Monday, April 20, 2009

A Self-Fulfilling Nightmare?

The advent of cell phone cameras may have ushered in a new dynamic in the relationship between police and the public.

In Western societies, law enforcement by police depends largely on voluntary compliance. Cops generally expect a significant level of obedience from the citizenry. That's reflected in criminal laws prohibiting us from obstructing police officers. OPO can definitely land you in jail. But surely our cooperation with our police is based more on our respect for them than fear of punishment for disobedience. I think most cops are all too well aware of that.

What happens, then, when the population comes to lose that respect for the police, when that essential trust in their legitimacy and intentions falters? For most of my life I held the RCMP in high esteem but no longer. The majority of the people I speak with seem to feel at least somewhat the same way.

Once that trust is gone, what remains? What else is there but fear or at least some mild apprehension? That's a pretty dramatic shift from a positive to a negative relationship. It seems to me that fear of another person is like a petrie dish to grow anger, resentment, even hostility.

Back when most people respected the cops there was a small minority who simply loathed them and wished them ill. Surely this breakdown in the public's relationship with our police has to have swelled those ranks.

And how does this play out from the cops' perspective? It can't be morale building to feel the chill coming from the man on the street. They must know that hidden among the ranks of the law abiding there is now a larger group that wishes them ill. Can that do anything but increase their own fear of the civilian community?

Our police live in fear and they let us know it. Even in the quietest, most peaceful little town, the cop who sits down in Tim Horton's has a state of the art pistol at his side, mace in his belt and a bulky bulletproof vest protecting his vital organs from threats unseen. He might even have a Taser in his arsenal.

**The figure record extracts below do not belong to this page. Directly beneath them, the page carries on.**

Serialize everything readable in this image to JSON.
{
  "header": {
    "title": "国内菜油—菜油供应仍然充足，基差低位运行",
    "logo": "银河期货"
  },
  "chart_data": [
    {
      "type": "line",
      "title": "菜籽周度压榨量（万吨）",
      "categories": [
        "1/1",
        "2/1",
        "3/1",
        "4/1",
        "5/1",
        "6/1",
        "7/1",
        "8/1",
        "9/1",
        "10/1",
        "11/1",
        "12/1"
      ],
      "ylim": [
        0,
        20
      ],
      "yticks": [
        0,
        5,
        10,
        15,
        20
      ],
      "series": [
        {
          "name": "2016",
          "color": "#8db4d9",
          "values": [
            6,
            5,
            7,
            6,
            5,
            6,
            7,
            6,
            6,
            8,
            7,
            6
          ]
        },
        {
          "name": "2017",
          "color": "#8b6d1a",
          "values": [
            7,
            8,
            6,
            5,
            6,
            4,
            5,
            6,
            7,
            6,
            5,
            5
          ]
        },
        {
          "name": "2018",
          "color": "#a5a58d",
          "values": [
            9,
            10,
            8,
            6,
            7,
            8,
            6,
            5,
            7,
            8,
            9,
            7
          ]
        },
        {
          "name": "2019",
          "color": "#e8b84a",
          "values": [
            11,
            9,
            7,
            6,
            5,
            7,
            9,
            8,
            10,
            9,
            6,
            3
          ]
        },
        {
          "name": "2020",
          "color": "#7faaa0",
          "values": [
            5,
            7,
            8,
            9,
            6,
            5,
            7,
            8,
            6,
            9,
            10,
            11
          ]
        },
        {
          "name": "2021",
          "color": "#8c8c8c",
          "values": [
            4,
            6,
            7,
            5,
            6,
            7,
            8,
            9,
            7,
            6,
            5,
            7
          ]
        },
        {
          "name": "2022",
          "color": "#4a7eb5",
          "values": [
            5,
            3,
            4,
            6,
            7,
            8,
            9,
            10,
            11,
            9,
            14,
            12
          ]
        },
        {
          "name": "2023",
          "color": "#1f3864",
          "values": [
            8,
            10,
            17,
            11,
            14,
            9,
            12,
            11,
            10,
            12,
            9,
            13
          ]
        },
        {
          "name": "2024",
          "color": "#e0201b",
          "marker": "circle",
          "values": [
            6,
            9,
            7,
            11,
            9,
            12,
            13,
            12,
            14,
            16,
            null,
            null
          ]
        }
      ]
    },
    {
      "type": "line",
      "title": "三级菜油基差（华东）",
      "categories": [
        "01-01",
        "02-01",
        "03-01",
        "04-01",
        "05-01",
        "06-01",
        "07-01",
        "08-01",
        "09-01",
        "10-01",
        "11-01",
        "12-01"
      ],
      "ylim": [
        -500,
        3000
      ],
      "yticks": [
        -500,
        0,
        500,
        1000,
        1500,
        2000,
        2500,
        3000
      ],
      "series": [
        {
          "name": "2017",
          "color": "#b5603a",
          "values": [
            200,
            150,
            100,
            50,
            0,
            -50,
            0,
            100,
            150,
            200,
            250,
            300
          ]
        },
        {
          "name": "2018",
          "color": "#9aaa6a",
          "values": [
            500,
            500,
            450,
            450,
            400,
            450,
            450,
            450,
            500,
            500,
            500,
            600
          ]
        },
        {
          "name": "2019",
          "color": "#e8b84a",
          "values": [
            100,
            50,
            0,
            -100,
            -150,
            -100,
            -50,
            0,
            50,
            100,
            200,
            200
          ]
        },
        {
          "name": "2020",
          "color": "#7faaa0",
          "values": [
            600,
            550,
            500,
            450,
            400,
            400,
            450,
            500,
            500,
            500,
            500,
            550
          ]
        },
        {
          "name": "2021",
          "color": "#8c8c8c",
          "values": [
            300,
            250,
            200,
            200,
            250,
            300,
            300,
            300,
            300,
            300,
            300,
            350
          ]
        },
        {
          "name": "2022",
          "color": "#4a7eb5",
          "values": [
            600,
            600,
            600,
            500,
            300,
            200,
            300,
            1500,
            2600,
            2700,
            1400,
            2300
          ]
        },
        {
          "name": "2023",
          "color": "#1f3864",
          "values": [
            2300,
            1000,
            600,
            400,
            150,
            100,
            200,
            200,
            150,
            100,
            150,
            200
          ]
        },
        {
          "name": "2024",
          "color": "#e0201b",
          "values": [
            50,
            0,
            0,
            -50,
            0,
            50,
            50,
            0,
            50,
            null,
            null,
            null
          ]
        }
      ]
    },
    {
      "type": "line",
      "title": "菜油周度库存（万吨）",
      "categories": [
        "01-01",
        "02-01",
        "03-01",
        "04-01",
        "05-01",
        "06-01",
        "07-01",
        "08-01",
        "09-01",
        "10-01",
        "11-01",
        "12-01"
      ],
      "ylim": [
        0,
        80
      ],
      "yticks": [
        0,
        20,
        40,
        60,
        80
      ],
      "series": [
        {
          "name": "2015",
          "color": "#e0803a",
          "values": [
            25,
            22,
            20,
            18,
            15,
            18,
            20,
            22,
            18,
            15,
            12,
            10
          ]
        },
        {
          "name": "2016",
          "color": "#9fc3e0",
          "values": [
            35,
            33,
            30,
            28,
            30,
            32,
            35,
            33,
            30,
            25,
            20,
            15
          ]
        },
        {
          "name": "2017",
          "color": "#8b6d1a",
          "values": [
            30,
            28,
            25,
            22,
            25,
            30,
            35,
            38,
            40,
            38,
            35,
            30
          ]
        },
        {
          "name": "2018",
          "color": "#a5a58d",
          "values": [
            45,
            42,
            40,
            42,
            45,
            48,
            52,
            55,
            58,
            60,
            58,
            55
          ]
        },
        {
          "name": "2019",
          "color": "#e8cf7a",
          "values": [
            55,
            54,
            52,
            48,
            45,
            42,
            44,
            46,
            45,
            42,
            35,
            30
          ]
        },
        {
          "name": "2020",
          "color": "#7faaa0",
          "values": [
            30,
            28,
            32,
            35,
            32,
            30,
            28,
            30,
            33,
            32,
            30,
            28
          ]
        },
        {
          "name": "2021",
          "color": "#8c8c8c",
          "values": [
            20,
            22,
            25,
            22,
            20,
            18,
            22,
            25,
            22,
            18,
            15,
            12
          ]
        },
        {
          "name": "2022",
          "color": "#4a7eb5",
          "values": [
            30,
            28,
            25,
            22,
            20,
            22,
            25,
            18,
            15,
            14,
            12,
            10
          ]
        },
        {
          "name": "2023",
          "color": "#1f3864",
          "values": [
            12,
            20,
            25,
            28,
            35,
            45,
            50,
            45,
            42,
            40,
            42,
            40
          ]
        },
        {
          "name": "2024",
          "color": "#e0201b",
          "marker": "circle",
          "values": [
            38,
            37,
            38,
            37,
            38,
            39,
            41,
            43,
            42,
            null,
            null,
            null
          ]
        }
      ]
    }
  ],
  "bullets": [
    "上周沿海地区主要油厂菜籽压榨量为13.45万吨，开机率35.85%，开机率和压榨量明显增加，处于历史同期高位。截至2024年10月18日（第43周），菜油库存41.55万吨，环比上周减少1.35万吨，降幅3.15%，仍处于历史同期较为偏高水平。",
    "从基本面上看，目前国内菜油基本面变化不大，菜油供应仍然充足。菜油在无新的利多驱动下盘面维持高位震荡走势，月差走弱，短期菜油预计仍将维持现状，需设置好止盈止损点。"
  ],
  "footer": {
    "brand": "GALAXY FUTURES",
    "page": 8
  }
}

Somehow over the past couple of decades we've transformed cops from law enforcement officers into urban combat warriors. There's something chilling about seeing a riot shotgun clipped into the front seat of a cruiser as though the occupant was on his way to the OK Corral.

It's bad enough that more of us are coming to distrust, some even fear our police but it's worse yet when we're reminded so vividly that these guys with all the firepower fear and distrust us. That can readily cause some of them to overreact, some of which will be caught on a passerby's cell phone camera, that will heighten our distrust in and fear of the cops, and on and on it goes.

While doing my undergrad studies in the states, twice I was pulled over by traffic cops while riding my motorcycle to school. Both stops were over very petty matters. Neither resulted in so much as a ticket. But on both occasions the cop approached me with a drawn pistol. Maybe the Canadian flag I'd sewn on the back of my jacket when I rode through Europe somehow alarmed these people. Their drawn guns sure as hell alarmed me. But that was a particularly bad time for the cops in that area, a number of them had been shot, and they had grown very fearful of the public. This is how the cycle seems to work.

This is an ideal opportunity to nip this in the bud, so to speak. The remedy lies with the police themselves. They need to find a new way of interacting with the public, one that understands some civilian might be recording just about everything they do. I don't suggest they all don sackcloth and ashes but I do think they need to reach out the Canadian people, acknowledge that they need to change and, above all else, convince us to again give them our trust and support.